The Rich Stay Rich – But The Poor Have Microwaves
Few articles make our collective economic reality as clear as this. It’s a good read. Here the important part:
Here’s the scary news: Over half of all middle-class families have no net financial assets. That means no savings, or debts that exceed any assets. Nearly one in four middle-class families have someone who lacks health insurance. And 80 percent of middle-class families cannot cover the bulk of their essential living expenses for even three months if something should happen to their income.
On a whole, the report’s Middle Class Security Index says that 25 percent of middle-class families are at a high risk of slipping out of that class entirely and another 44 percent don’t have what they need to remain securely in it.

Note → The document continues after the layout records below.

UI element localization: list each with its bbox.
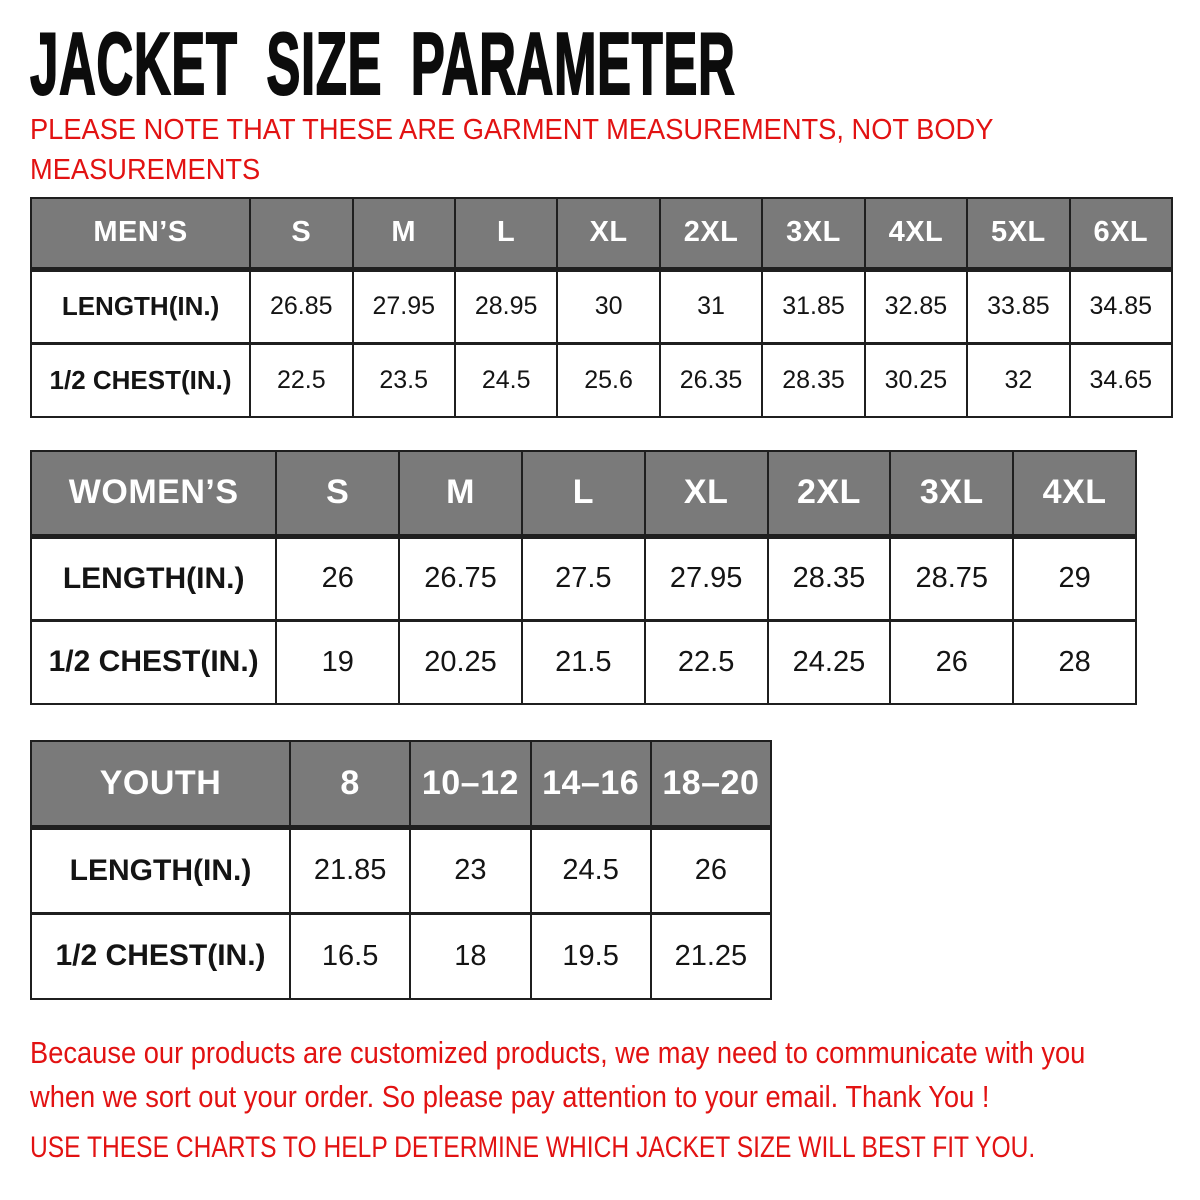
measurement-value-cell: 26: [275, 535, 401, 622]
measurement-value-cell: 26: [649, 826, 773, 915]
measurement-value-cell: 27.95: [351, 268, 456, 345]
measurement-value-cell: 31: [658, 268, 764, 345]
row-label-cell: LENGTH(IN.): [29, 268, 252, 345]
size-column-header: 4XL: [863, 197, 969, 272]
size-column-header: S: [249, 197, 354, 272]
measurement-value-cell: 26: [889, 619, 1015, 705]
size-column-header: 5XL: [966, 197, 1071, 272]
table-title-cell: WOMEN’S: [29, 450, 278, 539]
measurement-value-cell: 28.75: [889, 535, 1015, 622]
size-column-header: L: [520, 450, 646, 539]
row-label-cell: LENGTH(IN.): [29, 535, 278, 622]
measurement-value-cell: 34.85: [1068, 268, 1174, 345]
notice-line: Because our products are customized prod…: [30, 1035, 1086, 1070]
row-label-cell: 1/2 CHEST(IN.): [29, 342, 252, 418]
table-title-cell: YOUTH: [30, 740, 291, 830]
measurement-value-cell: 26.75: [398, 535, 523, 622]
row-label-cell: LENGTH(IN.): [30, 826, 291, 915]
table-row: LENGTH(IN.) 26 26.75 27.5 27.95 28.35 28.75 29: [29, 535, 1137, 622]
measurement-value-cell: 32.85: [863, 268, 969, 345]
size-column-header: M: [351, 197, 456, 272]
table-row: 1/2 CHEST(IN.) 16.5 18 19.5 21.25: [30, 912, 773, 1000]
size-column-header: XL: [556, 197, 661, 272]
size-column-header: 6XL: [1068, 197, 1174, 272]
note-line: PLEASE NOTE THAT THESE ARE GARMENT MEASU…: [30, 114, 994, 146]
size-column-header: L: [453, 197, 559, 272]
size-column-header: 18–20: [649, 740, 773, 830]
table-row: 1/2 CHEST(IN.) 19 20.25 21.5 22.5 24.25 26 28: [29, 619, 1137, 705]
measurement-value-cell: 26.85: [249, 268, 354, 345]
measurement-value-cell: 22.5: [249, 342, 354, 418]
measurement-value-cell: 26.35: [658, 342, 764, 418]
garment-measurement-note: PLEASE NOTE THAT THESE ARE GARMENT MEASU…: [30, 110, 993, 190]
header-row: WOMEN’S S M L XL 2XL 3XL 4XL: [29, 450, 1137, 539]
womens-size-table: WOMEN’S S M L XL 2XL 3XL 4XL LENGTH(IN.) 26 26.75 2…: [29, 450, 1137, 705]
header-row: MEN’S S M L XL 2XL 3XL 4XL 5XL 6XL: [29, 197, 1174, 272]
measurement-value-cell: 22.5: [643, 619, 769, 705]
size-column-header: 3XL: [761, 197, 866, 272]
measurement-value-cell: 28.35: [766, 535, 892, 622]
size-column-header: S: [275, 450, 401, 539]
youth-size-table: YOUTH 8 10–12 14–16 18–20 LENGTH(IN.) 21.85 23 2…: [30, 740, 773, 1000]
measurement-value-cell: 19.5: [529, 912, 652, 1000]
note-line: MEASUREMENTS: [30, 154, 261, 187]
measurement-value-cell: 27.5: [520, 535, 646, 622]
table-row: LENGTH(IN.) 26.85 27.95 28.95 30 31 31.85 32.85…: [29, 268, 1174, 345]
size-column-header: 10–12: [409, 740, 532, 830]
measurement-value-cell: 23.5: [351, 342, 456, 418]
measurement-value-cell: 24.25: [766, 619, 892, 705]
measurement-value-cell: 32: [966, 342, 1071, 418]
table-row: 1/2 CHEST(IN.) 22.5 23.5 24.5 25.6 26.35 28.35…: [29, 342, 1174, 418]
measurement-value-cell: 20.25: [398, 619, 523, 705]
row-label-cell: 1/2 CHEST(IN.): [30, 912, 291, 1000]
size-column-header: 2XL: [766, 450, 892, 539]
measurement-value-cell: 29: [1012, 535, 1137, 622]
measurement-value-cell: 18: [409, 912, 532, 1000]
size-column-header: 3XL: [889, 450, 1015, 539]
row-label-cell: 1/2 CHEST(IN.): [29, 619, 278, 705]
table-row: LENGTH(IN.) 21.85 23 24.5 26: [30, 826, 773, 915]
measurement-value-cell: 28.35: [761, 342, 866, 418]
size-column-header: 4XL: [1012, 450, 1137, 539]
mens-size-table: MEN’S S M L XL 2XL 3XL 4XL 5XL 6XL LENGTH(IN.) 26.8…: [29, 197, 1174, 418]
size-column-header: 8: [288, 740, 412, 830]
measurement-value-cell: 34.65: [1068, 342, 1174, 418]
measurement-value-cell: 16.5: [288, 912, 412, 1000]
measurement-value-cell: 19: [275, 619, 401, 705]
measurement-value-cell: 23: [409, 826, 532, 915]
measurement-value-cell: 21.25: [649, 912, 773, 1000]
measurement-value-cell: 21.85: [288, 826, 412, 915]
measurement-value-cell: 31.85: [761, 268, 866, 345]
header-row: YOUTH 8 10–12 14–16 18–20: [30, 740, 773, 830]
size-column-header: XL: [643, 450, 769, 539]
measurement-value-cell: 24.5: [453, 342, 559, 418]
measurement-value-cell: 25.6: [556, 342, 661, 418]
fit-advice-text: USE THESE CHARTS TO HELP DETERMINE WHICH…: [30, 1131, 1036, 1164]
notice-line: when we sort out your order. So please p…: [30, 1079, 990, 1115]
size-column-header: 14–16: [529, 740, 652, 830]
measurement-value-cell: 28.95: [453, 268, 559, 345]
measurement-value-cell: 21.5: [520, 619, 646, 705]
table-title-cell: MEN’S: [29, 197, 252, 272]
customization-notice: Because our products are customized prod…: [30, 1031, 1085, 1119]
measurement-value-cell: 30.25: [863, 342, 969, 418]
measurement-value-cell: 24.5: [529, 826, 652, 915]
measurement-value-cell: 27.95: [643, 535, 769, 622]
measurement-value-cell: 33.85: [966, 268, 1071, 345]
measurement-value-cell: 30: [556, 268, 661, 345]
size-column-header: 2XL: [658, 197, 764, 272]
page-title: JACKET SIZE PARAMETER: [29, 14, 736, 113]
measurement-value-cell: 28: [1012, 619, 1137, 705]
size-column-header: M: [398, 450, 523, 539]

The Demos study gets to the heart of our national economic anxieties. Men in their 30s earn less today, adjusted for inflation, than did their fathers at that age, suggesting that social mobility is reversing. The cost of essentials such as housing and health care is outpacing income, and the thing that brought security to retirement – the defined-benefit pension – is a relic.
That’s why the microwave oven argument just doesn’t wash. Until the middle class gets back its economic footing, any talk about shared prosperity is a feint. Some Americans wake up every day with their stock portfolios bulging and others wake with foreclosure fears. The fact that they both have a clothes dryer doesn’t make them the same.